According to the United States Census Bureau, the borough has a total area of 0.5 sqmi, all land.

==Demographics==

At the 2000 census there were 510 people, 219 households, and 158 families living in the borough. The population density was 962.6 PD/sqmi. There were 225 housing units at an average density of 424.7 /sqmi. The racial makeup of the borough was 99.41% White, 0.20% Asian, and 0.39% from two or more races.
Of the 219 households 22.8% had children under the age of 18 living with them, 62.6% were married couples living together, 6.4% had a female householder with no husband present, and 27.4% were non-families. 23.3% of households were one person and 12.8% were one person aged 65 or older. The average household size was 2.33 and the average family size was 2.74.

The age distribution was 17.1% under the age of 18, 8.8% from 18 to 24, 23.1% from 25 to 44, 32.4% from 45 to 64, and 18.6% 65 or older. The median age was 46 years. For every 100 females, there were 96.2 males. For every 100 females age 18 and over, there were 91.4 males.
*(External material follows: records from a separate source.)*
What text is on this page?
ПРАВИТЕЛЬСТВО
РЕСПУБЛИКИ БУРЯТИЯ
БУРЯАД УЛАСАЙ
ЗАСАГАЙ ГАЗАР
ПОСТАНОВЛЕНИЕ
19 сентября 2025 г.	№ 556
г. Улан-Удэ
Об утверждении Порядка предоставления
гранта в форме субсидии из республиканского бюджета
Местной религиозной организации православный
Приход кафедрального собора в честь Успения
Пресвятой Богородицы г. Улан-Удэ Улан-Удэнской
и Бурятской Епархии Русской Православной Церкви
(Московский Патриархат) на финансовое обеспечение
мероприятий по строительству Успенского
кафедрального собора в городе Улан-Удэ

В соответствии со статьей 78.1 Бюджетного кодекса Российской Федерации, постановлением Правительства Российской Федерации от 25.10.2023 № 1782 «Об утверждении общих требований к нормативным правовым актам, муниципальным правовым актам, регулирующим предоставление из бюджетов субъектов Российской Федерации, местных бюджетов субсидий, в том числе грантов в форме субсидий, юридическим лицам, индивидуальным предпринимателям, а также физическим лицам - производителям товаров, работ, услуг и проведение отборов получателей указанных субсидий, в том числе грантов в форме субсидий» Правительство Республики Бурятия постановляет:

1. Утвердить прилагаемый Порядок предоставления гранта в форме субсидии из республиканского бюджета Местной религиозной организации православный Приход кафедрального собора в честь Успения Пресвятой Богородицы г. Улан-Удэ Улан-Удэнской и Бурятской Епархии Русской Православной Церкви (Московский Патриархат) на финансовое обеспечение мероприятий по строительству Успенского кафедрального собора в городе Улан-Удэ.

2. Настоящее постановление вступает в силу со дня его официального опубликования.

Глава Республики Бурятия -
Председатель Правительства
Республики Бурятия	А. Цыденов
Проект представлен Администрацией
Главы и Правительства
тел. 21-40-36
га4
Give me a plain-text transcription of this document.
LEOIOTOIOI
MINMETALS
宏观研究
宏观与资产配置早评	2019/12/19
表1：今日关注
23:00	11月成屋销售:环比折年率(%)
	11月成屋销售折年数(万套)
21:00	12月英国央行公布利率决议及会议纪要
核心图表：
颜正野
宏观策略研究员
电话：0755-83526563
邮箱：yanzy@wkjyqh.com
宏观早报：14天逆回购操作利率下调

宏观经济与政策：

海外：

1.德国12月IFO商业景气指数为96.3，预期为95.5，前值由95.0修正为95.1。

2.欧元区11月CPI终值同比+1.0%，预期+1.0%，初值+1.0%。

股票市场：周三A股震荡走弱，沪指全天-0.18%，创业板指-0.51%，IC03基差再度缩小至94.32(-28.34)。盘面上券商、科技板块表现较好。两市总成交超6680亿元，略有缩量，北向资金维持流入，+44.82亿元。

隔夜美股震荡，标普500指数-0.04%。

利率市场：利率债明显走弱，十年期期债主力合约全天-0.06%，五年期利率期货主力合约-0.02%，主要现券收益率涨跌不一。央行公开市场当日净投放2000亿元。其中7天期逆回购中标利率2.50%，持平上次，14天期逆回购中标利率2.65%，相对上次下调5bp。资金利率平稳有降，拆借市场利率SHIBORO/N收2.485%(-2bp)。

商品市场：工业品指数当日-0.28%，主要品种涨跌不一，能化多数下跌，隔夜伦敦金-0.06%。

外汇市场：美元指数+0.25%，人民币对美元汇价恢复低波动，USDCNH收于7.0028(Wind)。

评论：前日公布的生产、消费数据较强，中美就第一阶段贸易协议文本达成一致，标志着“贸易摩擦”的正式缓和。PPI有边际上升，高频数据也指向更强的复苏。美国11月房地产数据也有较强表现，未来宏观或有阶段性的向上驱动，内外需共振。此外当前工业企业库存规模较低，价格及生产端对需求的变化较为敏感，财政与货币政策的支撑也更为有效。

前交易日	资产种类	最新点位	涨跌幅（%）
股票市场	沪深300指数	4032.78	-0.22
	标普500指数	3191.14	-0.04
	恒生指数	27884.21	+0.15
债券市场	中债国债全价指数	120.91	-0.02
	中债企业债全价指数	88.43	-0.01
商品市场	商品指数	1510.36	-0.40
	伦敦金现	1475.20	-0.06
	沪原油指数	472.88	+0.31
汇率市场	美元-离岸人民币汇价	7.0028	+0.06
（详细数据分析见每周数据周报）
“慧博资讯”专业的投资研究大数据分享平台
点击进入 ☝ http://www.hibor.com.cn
The median household income was $41,875 and the median family income was $46,250. Males had a median income of $27,321 versus $23,958 for females. The per capita income for the borough was $20,773. About 5.0% of families and 5.9% of the population were below the poverty line, including 5.7% of those under age 18 and 8.5% of those age 65 or over.

Historical population
| Census | Pop. | Note | %± |
| 1880 | 190 |  | — |
| 1890 | 201 |  | 5.8% |
| 1900 | 464 |  | 130.8% |
| 1910 | 421 |  | −9.3% |
| 1920 | 354 |  | −15.9% |
| 1930 | 365 |  | 3.1% |
| 1940 | 409 |  | 12.1% |
| 1950 | 386 |  | −5.6% |
| 1960 | 399 |  | 3.4% |
| 1970 | 436 |  | 9.3% |
| 1980 | 531 |  | 21.8% |
| 1990 | 539 |  | 1.5% |
| 2000 | 510 |  | −5.4% |
| 2010 | 397 |  | −22.2% |
| 2020 | 364 |  | −8.3% |
Sources:

==Education==
The school district is Yough School District. The district's comprehensive high school is Yough Senior High School.

==In fiction==

The 1991 film My Girl takes place in Madison in the summer of 1972. Its sequel, My Girl 2, also took place in Madison in the first part, set in the 1973–74 school year.